This week’s readings from Edward Soja, Mike Davis and Kenneth Jackson, discuss the different kind of perception the Los Angeles area brings to them. Edward Soja, a professor of geography at the University of California, shows pride in the many military and economical hubs that are present within a sixty-mile circle, with its epicenter being Los Angeles. Mike Davis deems that the modern Los Angeles has created a virtual wall segregating the poor from the rich. Kenneth Jackson, finally, looks disapprovingly at the automobile culture of America, and cites the Los Angeles area as the best example of how the culture evolved the area.

Edward Soja created a sixty-mile circle, encircling the downtown Los Angeles area. He points out that within that circle, many important military bases that present that have served to drive forward the Los Angeles economy. He calls the Los Angeles area as the “premier industrial growth pole of the twentieth century,” taking note that no one thinks of Los Angeles as an industrial center, because of its association with oil, oranges and films. He takes exceptional pride of the downtown area of Los Angeles, full of history, significance and diversity.

Mike Davis sought to show the insecurities of rich people living in the Los Angeles area were both subtle and displaying. From the signs from Los Angeles’ Westside that say “Armed Response!” on neighborhood lawns, we can see how these people seek to protect their properties and communities, such as the “obsession with physical security systems.” But he also suggests that architecture, the planning of buildings and developments have segregated the city by further dividing the poor and rich. The “death of what might be called the ‘Olmstedian vision’ of public space” is what brings about this separation or in other words open, public space. The free beaches, luxurious parks and “cruising ships” were replaced with malls, art centers and gourmet strips. The problems of street violence fond in South-central Los Angeles are thus self-contained in strict boundaries. The vision of having a place to relax from the everyday city-life conflicts is being eroded slowly, according to Davis.

Kenneth Jackson explains how the automobile culture has transformed America over the course of the decades, and its influence over suburban America. The histories of the garage, drive-ins, driveways, motels, interstate system and gasoline stations are all tied in with the American love for cars. The Los Angeles area to him seemed ideal to represent the overall product that resulted from the automobile culture. He mourns the idea that commercial centers replaced the mom and pops stores in the corners, how high schools now needed parking lots to accommodate students who now drive to school, and ensuing drive-in society as seen in fast food restaurants. He states that the area does not have commutation focus as in New York or Chicago, but that it is made up of a conglomerate of suburbs. He calls the region a centerless city.

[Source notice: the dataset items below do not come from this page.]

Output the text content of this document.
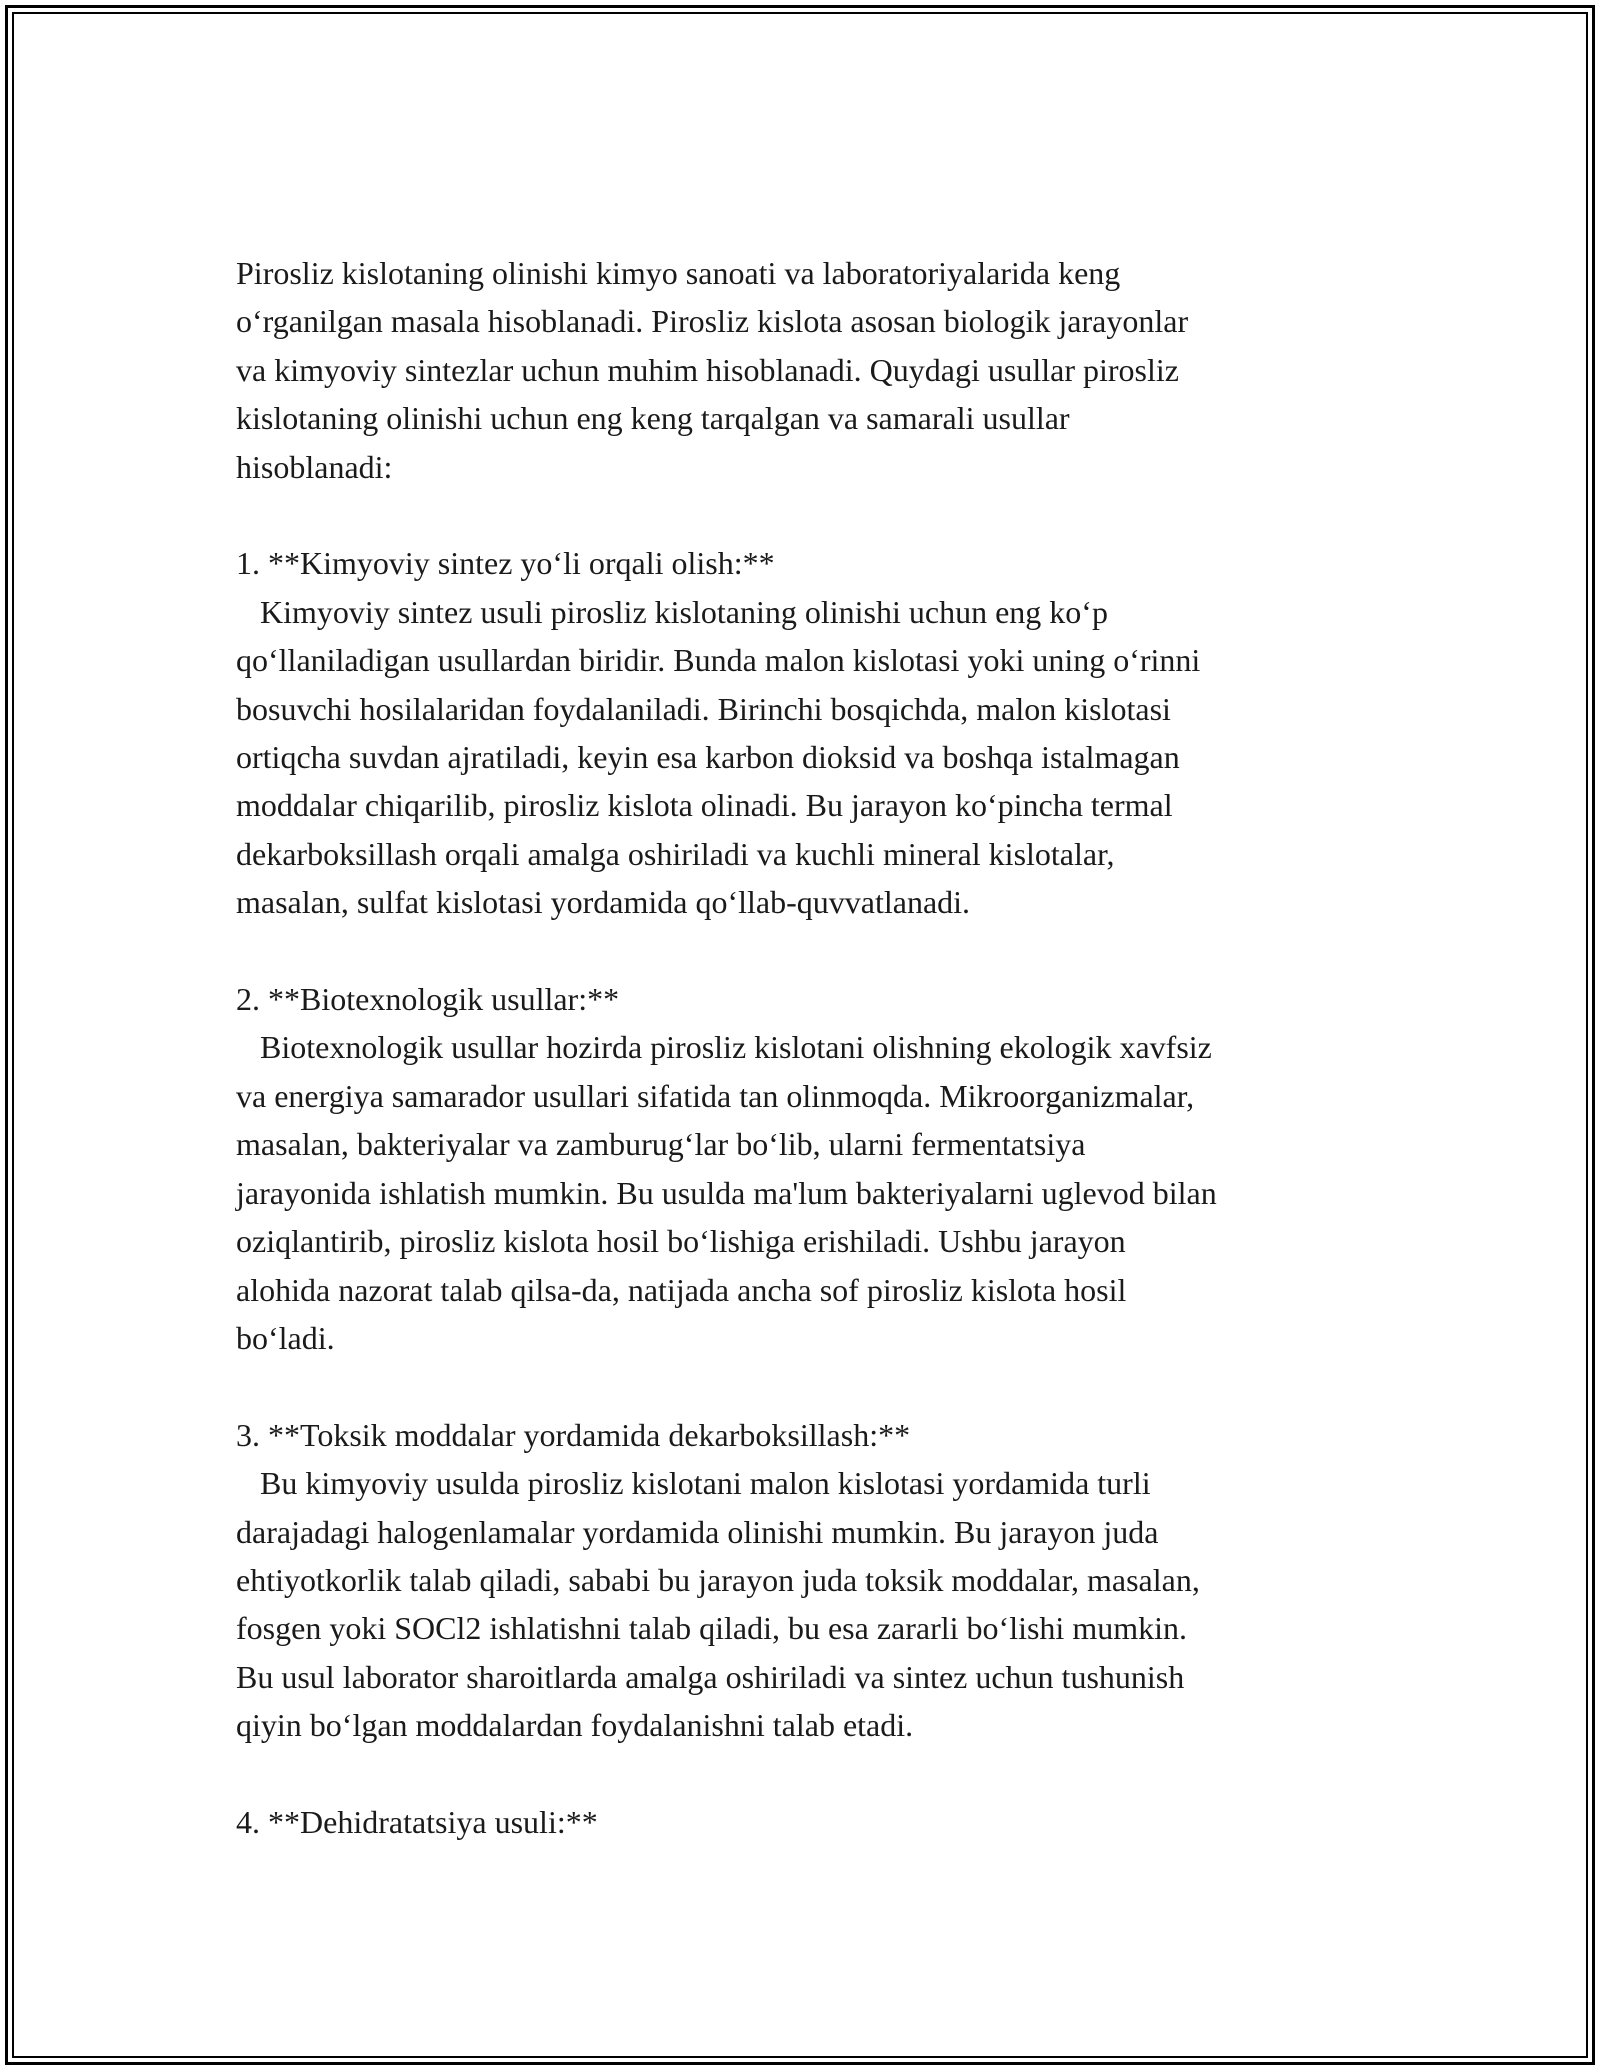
Pirosliz kislotaning olinishi kimyo sanoati va laboratoriyalarida keng
o‘rganilgan masala hisoblanadi. Pirosliz kislota asosan biologik jarayonlar
va kimyoviy sintezlar uchun muhim hisoblanadi. Quydagi usullar pirosliz
kislotaning olinishi uchun eng keng tarqalgan va samarali usullar
hisoblanadi:

1. **Kimyoviy sintez yo‘li orqali olish:**

Kimyoviy sintez usuli pirosliz kislotaning olinishi uchun eng ko‘p
qo‘llaniladigan usullardan biridir. Bunda malon kislotasi yoki uning o‘rinni
bosuvchi hosilalaridan foydalaniladi. Birinchi bosqichda, malon kislotasi
ortiqcha suvdan ajratiladi, keyin esa karbon dioksid va boshqa istalmagan
moddalar chiqarilib, pirosliz kislota olinadi. Bu jarayon ko‘pincha termal
dekarboksillash orqali amalga oshiriladi va kuchli mineral kislotalar,
masalan, sulfat kislotasi yordamida qo‘llab-quvvatlanadi.

2. **Biotexnologik usullar:**

Biotexnologik usullar hozirda pirosliz kislotani olishning ekologik xavfsiz
va energiya samarador usullari sifatida tan olinmoqda. Mikroorganizmalar,
masalan, bakteriyalar va zamburug‘lar bo‘lib, ularni fermentatsiya
jarayonida ishlatish mumkin. Bu usulda ma'lum bakteriyalarni uglevod bilan
oziqlantirib, pirosliz kislota hosil bo‘lishiga erishiladi. Ushbu jarayon
alohida nazorat talab qilsa-da, natijada ancha sof pirosliz kislota hosil
bo‘ladi.

3. **Toksik moddalar yordamida dekarboksillash:**

Bu kimyoviy usulda pirosliz kislotani malon kislotasi yordamida turli
darajadagi halogenlamalar yordamida olinishi mumkin. Bu jarayon juda
ehtiyotkorlik talab qiladi, sababi bu jarayon juda toksik moddalar, masalan,
fosgen yoki SOCl2 ishlatishni talab qiladi, bu esa zararli bo‘lishi mumkin.
Bu usul laborator sharoitlarda amalga oshiriladi va sintez uchun tushunish
qiyin bo‘lgan moddalardan foydalanishni talab etadi.

4. **Dehidratatsiya usuli:**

The different perspectives the three writers have taken on Los Angeles or the greater Lower California region are greatly different. The readings from Mike Davis and Kenneth Jackson seemed to have a notion of regret in which they wished things could have played out differently. For example, Mike Davis states how, “The universal and ineluctable consequence of this crusade to secure the city is the destruction of accessible public space.” It seems that the appeal of the automobile culture has faded away, as noted in the eyes of Kenneth Jackson, who show us that the number of gasoline stations has decreased, and that many commercial structures are now obsolete as of 1985. It is in no doubt that the automobile developed the landscape of the infrastructures in the Lower California region (the motels, commercial centers, the garages, driveways, etc). But it seems that the movement to move away from that culture is beginning with Kenneth Jackson and Mike Davis.